5. Cleaning of apparatus.—After the wire was removed from the tube, the clot attached to its ring-tip was carefully brushed away under cool running water. Under the running water, also, a trimmed feather was introduced into the cannula and the tube to push out the plasticine and to wash out the blood. Wire, cannula and tube were then dropped into a beaker receiving running hot water (about 80° C.) and there allowed to remain for about five minutes. On removal from this the parts were shaken free from water, passed through 95 per cent alcohol and again shaken free, passed through ether and let dry.
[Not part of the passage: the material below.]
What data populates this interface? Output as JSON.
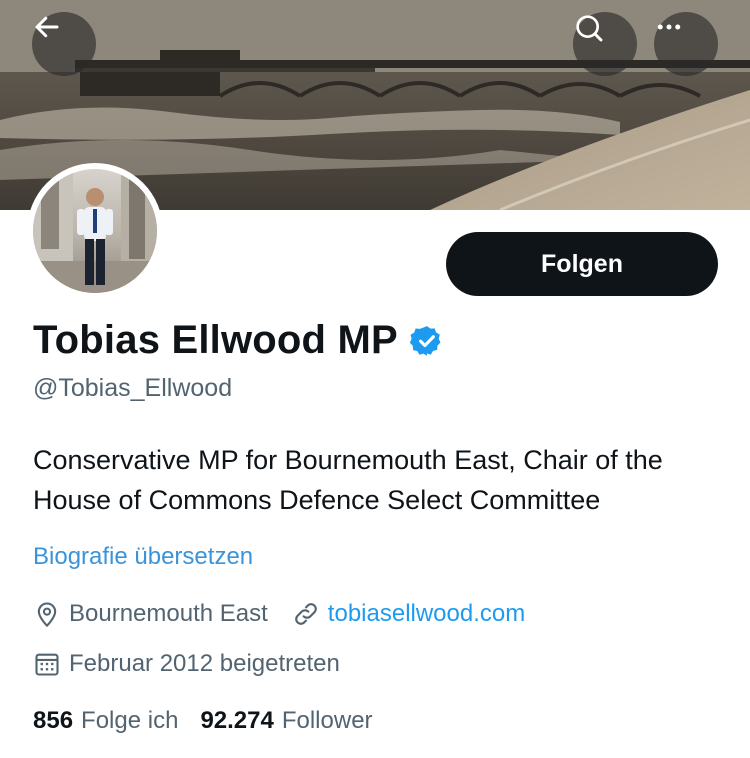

By having a half-dozen cannulas and wires of standard size, it was possible to save trouble by cleaning a number at one time.
Not infrequently the first few samples of blood taken from an animal showed rapid or somewhat irregular rates of clotting. Some causes for these initial variations will be presented in following pages. The fairly uniform rate of clotting in any individual after the initial stage, varied in twenty-one different animals from an average of 3 to an average of 10.6 minutes, with a combined average of 5.9 minutes. The conditions for these variations among the individuals have not been wholly determined.